Change 296535 had a related patch set uploaded (by Nschaaf):
Check all ores web nodes

https://gerrit.wikimedia.org/r/296535

I've created a patch, but am unsure how to properly implement the following in an approved-by-ops way (that is, defining multiple things based off an array):

$realservers = hiera('role::labs::ores::lb::realservers')

define monitor_ores_labs_web_node ($realserver = $title) {
    $server_parts = split($realserver, ':')
    $server = $server_parts[0]
    monitoring::service { "ores_web_node_labs_${server}":
        description   => "ORES web node labs ${server}",
        check_command => "check_ores_workers!oresweb/${server}",
        host          => 'ores.wmflabs.org',
        contact_group => 'team-ores',
    }
}

monitor_ores_labs_web_node { $realservers: }

@schana I have amended the patch to fix the jenkins-bot downvote and in response to Yuvi's comments. That part is fixed now, but it can't find the server names in hiera yet. (at least when i run it in puppet compiler). Is that maybe just in labs hiera but needs to be added to production ./hieradata/ ?

Is that maybe just in labs hiera but needs to be added to production ./hieradata/ ?

I'm unfamiliar with how the hiera configuration works; all I know is I can view it here: https://wikitech.wikimedia.org/wiki/Hiera:Ores

@schana Yea, so the Hiera: namespace on wikitech is (one of the 2) places where you can add Hiera data in Labs, but for it to be in production, it has to be added in ./hieradata/ in operations/puppet along with your change.

Change 296535 merged by Dzahn:
icinga: check all ores web nodes

https://gerrit.wikimedia.org/r/296535

so the full command we are actually running here, after unwrapping it, should be like:

/usr/lib/nagios/plugins/check_http -f follow -H ores.wmflabs.org -I ores.wmflabs.org -u "http://oresweb/node/ores-web-03/scores/testwiki/reverted/1234"

from:

$pluginpath/check_http -f follow -H $host -I $host -u "http://${urlhost}/scores/testwiki/reverted/${timestamp}/"

and that gets us the 404

I think nginx needs "^~" before the node location to properly match.

@schana bingo!

root@neon:~# /usr/lib/nagios/plugins/check_http -f follow -H ores.wmflabs.org -I ores.wmflabs.org -u "http://oresweb/node/ores-web-03"
HTTP WARNING: HTTP/1.1 404 NOT FOUND - 414 bytes in 0.056 second response time |time=0.056263s;;;0.000000 size=414B;;;0
root@neon:~# /usr/lib/nagios/plugins/check_http -f follow -H ores.wmflabs.org -I ores.wmflabs.org -u "http://oresweb/~node/ores-web-03"
HTTP WARNING: HTTP/1.1 404 NOT FOUND - 414 bytes in 0.029 second response time |time=0.029213s;;;0.000000 size=414B;;;0
root@neon:~# /usr/lib/nagios/plugins/check_http -f follow -H ores.wmflabs.org -I ores.wmflabs.org -u "http://oresweb/^~node/ores-web-03"
HTTP OK: HTTP/1.1 200 OK - 2950 bytes in 0.044 second response time |time=0.043526s;;;0.000000 size=2950B;;;0

Change 297115 had a related patch set uploaded (by Dzahn):
ores: fix-up web node monitoring

https://gerrit.wikimedia.org/r/297115

Change 297115 merged by Dzahn:
ores: fix-up web node monitoring

https://gerrit.wikimedia.org/r/297115

@schana Thanks, you were exactly right about that extra ^~. It works now.
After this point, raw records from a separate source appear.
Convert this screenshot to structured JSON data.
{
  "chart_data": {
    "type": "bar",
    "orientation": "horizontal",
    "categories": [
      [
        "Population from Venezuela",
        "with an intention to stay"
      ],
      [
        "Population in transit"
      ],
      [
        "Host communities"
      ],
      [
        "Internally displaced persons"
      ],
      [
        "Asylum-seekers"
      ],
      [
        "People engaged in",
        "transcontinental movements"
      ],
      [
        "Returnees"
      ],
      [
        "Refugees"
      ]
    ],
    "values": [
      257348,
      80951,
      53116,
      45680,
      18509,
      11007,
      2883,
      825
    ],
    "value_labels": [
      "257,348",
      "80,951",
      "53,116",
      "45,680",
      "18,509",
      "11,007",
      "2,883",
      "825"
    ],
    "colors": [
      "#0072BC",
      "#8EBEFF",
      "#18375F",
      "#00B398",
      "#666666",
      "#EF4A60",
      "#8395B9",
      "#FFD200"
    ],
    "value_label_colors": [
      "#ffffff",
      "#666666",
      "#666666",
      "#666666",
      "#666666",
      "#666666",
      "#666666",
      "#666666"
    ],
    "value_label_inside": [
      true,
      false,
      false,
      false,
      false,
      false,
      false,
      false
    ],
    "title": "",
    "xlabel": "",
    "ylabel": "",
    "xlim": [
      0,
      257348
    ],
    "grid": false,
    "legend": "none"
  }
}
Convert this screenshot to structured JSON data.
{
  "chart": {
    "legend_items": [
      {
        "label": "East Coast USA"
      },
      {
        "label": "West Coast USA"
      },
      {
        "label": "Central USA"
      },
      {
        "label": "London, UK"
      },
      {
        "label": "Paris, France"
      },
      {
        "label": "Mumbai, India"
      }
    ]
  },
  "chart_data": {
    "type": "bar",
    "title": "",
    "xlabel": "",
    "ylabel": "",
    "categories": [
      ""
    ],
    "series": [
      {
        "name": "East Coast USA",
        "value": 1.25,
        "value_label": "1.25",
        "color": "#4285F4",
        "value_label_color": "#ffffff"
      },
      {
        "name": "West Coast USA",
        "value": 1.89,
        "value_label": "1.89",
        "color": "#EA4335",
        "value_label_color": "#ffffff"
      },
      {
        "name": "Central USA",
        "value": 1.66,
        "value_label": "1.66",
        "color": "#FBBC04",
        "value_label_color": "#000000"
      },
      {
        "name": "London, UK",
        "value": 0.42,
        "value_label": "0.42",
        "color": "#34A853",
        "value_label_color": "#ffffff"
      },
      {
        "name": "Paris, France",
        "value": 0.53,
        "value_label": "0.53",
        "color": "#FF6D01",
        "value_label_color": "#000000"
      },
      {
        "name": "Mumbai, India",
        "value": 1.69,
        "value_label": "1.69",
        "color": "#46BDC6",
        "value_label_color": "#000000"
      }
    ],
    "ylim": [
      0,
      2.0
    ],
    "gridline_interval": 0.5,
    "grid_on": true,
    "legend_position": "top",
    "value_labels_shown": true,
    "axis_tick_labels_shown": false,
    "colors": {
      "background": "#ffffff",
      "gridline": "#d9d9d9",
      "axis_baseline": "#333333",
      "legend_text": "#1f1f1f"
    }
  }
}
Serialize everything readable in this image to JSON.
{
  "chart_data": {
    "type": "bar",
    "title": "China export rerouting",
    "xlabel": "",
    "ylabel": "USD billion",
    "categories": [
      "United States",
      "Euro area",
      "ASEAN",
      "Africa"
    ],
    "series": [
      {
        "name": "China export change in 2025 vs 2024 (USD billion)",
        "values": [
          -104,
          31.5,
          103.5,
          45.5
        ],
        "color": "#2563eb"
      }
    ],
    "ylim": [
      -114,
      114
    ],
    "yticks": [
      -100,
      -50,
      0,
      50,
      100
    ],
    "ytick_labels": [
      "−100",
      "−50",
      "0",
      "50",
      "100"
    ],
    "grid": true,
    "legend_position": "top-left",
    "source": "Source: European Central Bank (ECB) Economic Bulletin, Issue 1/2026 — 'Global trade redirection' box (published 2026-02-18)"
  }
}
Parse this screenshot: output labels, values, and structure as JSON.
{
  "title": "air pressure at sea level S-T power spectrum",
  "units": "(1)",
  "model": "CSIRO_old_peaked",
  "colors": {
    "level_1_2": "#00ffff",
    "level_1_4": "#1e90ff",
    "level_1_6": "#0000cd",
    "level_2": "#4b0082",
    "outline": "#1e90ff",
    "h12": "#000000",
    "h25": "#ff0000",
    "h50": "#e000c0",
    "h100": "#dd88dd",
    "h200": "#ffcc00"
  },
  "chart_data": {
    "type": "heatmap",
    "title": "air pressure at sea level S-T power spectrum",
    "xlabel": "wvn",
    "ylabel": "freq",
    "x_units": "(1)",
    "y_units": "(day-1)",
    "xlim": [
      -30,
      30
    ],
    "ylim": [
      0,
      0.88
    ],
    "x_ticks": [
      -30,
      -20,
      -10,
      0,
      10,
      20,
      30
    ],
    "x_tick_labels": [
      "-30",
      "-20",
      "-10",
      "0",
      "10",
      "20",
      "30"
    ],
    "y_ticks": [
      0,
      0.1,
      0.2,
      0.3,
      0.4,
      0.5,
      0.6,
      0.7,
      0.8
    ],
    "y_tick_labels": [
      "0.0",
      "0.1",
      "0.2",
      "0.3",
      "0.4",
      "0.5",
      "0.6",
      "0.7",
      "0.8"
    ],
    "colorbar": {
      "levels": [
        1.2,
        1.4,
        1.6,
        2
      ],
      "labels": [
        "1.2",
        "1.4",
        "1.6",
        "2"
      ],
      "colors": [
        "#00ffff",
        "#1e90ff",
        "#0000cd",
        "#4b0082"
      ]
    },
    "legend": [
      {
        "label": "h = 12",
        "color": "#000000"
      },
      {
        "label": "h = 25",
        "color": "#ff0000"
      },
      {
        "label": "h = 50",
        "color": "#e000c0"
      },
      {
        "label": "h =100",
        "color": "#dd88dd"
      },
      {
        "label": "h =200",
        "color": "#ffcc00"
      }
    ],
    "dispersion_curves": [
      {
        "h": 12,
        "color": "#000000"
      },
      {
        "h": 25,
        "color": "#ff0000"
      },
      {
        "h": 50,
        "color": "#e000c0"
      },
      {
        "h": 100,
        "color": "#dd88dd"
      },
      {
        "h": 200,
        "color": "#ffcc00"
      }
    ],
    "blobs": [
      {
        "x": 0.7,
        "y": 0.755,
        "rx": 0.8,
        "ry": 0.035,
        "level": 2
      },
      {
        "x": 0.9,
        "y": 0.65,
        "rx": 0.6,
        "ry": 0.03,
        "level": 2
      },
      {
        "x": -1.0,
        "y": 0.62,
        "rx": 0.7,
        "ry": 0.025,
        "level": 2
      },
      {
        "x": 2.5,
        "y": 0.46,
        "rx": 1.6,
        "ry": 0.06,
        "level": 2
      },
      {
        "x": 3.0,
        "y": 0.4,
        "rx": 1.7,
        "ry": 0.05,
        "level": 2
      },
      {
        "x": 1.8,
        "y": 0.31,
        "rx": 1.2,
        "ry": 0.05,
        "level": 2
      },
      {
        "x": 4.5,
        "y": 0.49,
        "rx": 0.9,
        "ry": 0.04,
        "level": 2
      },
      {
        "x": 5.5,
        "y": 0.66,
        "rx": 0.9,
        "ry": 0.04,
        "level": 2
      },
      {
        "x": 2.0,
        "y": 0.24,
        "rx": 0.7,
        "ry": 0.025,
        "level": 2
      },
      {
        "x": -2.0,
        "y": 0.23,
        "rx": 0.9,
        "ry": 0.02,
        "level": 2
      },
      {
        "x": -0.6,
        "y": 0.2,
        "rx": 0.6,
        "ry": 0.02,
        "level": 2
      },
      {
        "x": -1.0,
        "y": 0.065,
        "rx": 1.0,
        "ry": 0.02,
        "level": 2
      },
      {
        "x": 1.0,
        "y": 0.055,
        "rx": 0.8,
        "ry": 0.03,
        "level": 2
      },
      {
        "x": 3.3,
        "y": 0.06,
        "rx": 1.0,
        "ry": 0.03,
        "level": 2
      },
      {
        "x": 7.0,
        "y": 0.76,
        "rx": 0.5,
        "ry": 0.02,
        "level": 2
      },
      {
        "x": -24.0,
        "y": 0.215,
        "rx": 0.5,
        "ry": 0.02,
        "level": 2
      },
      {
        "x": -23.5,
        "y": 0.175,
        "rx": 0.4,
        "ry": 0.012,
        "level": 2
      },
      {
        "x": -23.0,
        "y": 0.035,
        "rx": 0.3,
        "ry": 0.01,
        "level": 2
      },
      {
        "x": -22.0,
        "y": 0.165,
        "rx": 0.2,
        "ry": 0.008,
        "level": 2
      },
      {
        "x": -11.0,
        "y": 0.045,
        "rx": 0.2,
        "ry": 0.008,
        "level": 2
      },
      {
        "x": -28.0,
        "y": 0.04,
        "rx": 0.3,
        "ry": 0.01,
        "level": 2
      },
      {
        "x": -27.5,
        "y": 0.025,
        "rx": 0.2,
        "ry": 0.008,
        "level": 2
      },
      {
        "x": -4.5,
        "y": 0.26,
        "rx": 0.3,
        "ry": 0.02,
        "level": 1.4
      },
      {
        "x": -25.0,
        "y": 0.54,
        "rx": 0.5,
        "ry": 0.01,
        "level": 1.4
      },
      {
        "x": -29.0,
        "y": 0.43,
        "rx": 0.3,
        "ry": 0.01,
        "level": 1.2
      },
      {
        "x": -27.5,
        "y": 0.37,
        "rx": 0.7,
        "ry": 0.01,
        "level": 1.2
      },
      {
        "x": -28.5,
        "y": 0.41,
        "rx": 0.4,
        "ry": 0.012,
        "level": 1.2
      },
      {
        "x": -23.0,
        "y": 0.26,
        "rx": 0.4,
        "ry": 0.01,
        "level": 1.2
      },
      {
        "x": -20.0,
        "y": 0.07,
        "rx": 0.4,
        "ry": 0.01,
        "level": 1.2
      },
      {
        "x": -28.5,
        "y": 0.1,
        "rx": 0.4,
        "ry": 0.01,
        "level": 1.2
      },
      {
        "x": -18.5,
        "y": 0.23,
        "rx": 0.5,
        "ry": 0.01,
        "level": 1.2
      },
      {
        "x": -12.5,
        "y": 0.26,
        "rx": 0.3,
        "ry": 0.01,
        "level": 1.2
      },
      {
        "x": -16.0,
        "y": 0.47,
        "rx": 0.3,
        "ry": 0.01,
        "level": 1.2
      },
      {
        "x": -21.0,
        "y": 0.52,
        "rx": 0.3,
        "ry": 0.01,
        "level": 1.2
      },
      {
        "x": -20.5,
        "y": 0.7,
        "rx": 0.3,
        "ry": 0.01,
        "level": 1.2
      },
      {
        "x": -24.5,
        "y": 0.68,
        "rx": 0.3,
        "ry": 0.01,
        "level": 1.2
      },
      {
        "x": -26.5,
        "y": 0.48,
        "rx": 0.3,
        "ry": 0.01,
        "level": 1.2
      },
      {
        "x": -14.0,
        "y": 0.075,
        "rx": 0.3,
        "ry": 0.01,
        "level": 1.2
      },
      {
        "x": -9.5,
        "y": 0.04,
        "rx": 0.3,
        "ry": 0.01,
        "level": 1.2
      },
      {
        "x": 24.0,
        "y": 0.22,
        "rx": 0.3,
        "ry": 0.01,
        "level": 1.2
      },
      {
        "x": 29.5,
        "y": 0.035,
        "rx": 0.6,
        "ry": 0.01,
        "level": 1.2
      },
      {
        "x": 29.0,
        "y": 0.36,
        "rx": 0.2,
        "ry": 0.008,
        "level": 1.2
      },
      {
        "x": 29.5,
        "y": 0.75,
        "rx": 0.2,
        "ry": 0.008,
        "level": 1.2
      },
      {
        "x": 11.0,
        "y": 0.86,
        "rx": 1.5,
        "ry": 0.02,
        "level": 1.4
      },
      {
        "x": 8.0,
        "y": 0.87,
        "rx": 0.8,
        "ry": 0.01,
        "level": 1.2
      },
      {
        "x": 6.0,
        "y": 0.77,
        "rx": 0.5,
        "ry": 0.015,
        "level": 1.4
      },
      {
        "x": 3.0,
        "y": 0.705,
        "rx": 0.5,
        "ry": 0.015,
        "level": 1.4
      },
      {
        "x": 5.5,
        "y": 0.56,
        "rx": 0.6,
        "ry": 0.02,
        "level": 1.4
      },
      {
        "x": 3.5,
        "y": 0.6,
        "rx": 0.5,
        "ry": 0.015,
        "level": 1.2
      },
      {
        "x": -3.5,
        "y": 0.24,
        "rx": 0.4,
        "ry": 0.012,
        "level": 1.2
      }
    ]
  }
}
Let me know if i closed this ticket too early and there was more involved.

@Dzahn, I was meaning for that to go in the nginx config location block to identify what type of matching nginx should perform on the path.

location ^~ /node/blah {
  ...
}

To expand a bit further, the following should proxy a request like http://domain/foo/some/path to http://otherdomain/some/path

location ^~ /foo/ {
  proxy_pass http://otherdomain/;
}
Halfak renamed this task from [spike] Find out if we can get health check warnings when a web node goes down from the load balancer's perspective to Get health check warnings when a web node goes down from the load balancer's perspective.Jul 5 2016, 2:45 PM

We might want to simulate some downtime to make sure that we get pings. Is there a better way?

We should bring back ores-web-04, repool, bring down -05 and wait for error notification.

Currently it looks like it just works when you ask ores.wmflabs.org for an URL like "http://oresweb/^~node/ores-web-03".

I don't know if it should or not, i can just confirm that it is only a 200 if you ask for "http://oresweb/%5E~node/ores-web-03%22" like the icinga check does

Change 297599 had a related patch set uploaded (by Nschaaf):
Change path to proxy node requests

https://gerrit.wikimedia.org/r/297599

Change 297599 merged by Dzahn:
Change path to proxy node requests

https://gerrit.wikimedia.org/r/297599

Yes, and the checks also look good in Icinga. If you want to we can do that test and break something to confirm it triggers the check.

Fun story, we actually had a minor amount of downtime on ores-web-03 during a puppet run today and it reported the issues and recovery just fine. So I think we can declare victory here.

Alternatively, we have ores-web-04 depooled right now. We could repool it, shut down -03 and let the warning go off.

Confirmed, i have seen that minor outage too.

And we have history here to proof it.

https://icinga.wikimedia.org/cgi-bin/icinga/history.cgi?host=ores.wmflabs.org&service=ORES+web+node+labs+ores-web-03

So i think we can call it resolved indeed.

@schana do you agree it's resolved?

Yes, until there's a better solution (be it healthcheck-specific URLs or whatever).

Ladsgroup subscribed.

Sorry for re-opening, #revision-scoring-as-a-service tasks stays open until end of the weekly meeting and then close them altogether (after the weekly update) Sorry for the confusion.